Après plusieurs semaines d’incertitude et un bras de fer diplomatique à peine voilé, le ministre français de l’Intérieur, Laurent Nuñez, devrait se rendre à Alger les 16 et 17 février prochains.
Ce déplacement, – le premier – confirmé par l’entourage du ministre ce jeudi 12 février, vise à relancer une coopération bilatérale grippée par des contentieux migratoires et judiciaires.
La visite de Laurent Nuñez s’inscrit dans un calendrier diplomatique particulièrement dense. Si le principe du voyage était acté depuis le début du mois, les récentes déclarations du ministre sur les plateaux de BFM TV et LCP laissaient planer un doute sur l’échéance immédiate, Paris exigeant des gages de la part d’Alger.
L’enjeu principal de ce sommet bilatéral réside dans la gestion des flux migratoires. La France conditionne la fluidité des relations à une augmentation significative de la délivrance des laissez-passer consulaires (LPC). Ces documents sont indispensables pour l’exécution des Obligations de quitter le territoire français (OQTF) visant les ressortissants algériens en situation irrégulière.

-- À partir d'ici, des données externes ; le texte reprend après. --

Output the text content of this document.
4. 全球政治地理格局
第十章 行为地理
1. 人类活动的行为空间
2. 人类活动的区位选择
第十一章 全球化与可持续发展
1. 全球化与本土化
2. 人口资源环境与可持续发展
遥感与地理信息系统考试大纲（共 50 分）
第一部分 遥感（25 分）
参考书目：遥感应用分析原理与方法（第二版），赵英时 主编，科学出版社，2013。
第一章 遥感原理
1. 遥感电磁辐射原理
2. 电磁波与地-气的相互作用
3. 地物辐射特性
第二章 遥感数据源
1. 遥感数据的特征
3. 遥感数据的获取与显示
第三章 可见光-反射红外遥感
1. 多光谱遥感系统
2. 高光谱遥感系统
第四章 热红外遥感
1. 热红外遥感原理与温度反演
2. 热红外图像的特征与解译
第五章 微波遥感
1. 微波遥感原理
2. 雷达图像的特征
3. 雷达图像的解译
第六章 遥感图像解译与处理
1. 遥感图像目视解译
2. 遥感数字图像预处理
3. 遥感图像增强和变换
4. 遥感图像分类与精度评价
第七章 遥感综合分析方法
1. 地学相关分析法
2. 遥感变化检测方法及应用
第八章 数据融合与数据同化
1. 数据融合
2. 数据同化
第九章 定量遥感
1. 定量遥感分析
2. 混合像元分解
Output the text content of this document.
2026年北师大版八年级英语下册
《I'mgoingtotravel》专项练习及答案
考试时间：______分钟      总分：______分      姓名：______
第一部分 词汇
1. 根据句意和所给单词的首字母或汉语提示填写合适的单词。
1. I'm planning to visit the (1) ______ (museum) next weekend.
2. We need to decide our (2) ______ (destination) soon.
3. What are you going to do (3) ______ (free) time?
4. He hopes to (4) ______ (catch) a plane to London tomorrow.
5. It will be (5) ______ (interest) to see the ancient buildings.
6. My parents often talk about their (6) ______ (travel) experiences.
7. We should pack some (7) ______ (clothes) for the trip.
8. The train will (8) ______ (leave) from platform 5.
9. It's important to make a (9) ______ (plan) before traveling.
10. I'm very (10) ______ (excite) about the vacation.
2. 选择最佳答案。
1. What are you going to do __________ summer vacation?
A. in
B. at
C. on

Lors de son échange avec la presse, Abdelmadjid Tebboune avait déclaré : « Pour les OQTF, nous les avons refusées à un ministre (Bruno Retailleau, ndlr) parce qu’il se permettait de prendre des Algériens, que j’ai juré de protéger, de les mettre dans un avion et de les renvoyer en Algérie ». Puis, il se fait donneur de leçons de droits (ceux-là même qu’il refuse aux Algériens) : « Ces Algériens ont des droits. Ils vivent en France depuis 10 à 15 ans. Il faut respecter leurs droits. Si la justice ordonne leur expulsion, il y a un recours. Nous avons des accords qui régissent cela. L’Algérie doit être informée, le consul doit rendre visite à la personne frappée d’une OQTF… Si tout est en règle, il signe le laisser-passer », a-t-il expliqué, affirmant que « celui qui veut humilier ou ridiculiser l’Algérie n’est pas encore né ».
Si l’on s’en tient à cette déclaration, le dialogue sera compliqué.
D’autant que jusqu’à présent, Laurent Nuñez avait adopté une posture de fermeté, rappelant que tout déplacement ministériel devait être précédé d’une « amorce » de réponse technique. Le feu vert donné pour lundi prochain suggère que des garanties ont été obtenues lors des derniers échanges téléphoniques entre le ministre français et son homologue algérien, Said Saayoud.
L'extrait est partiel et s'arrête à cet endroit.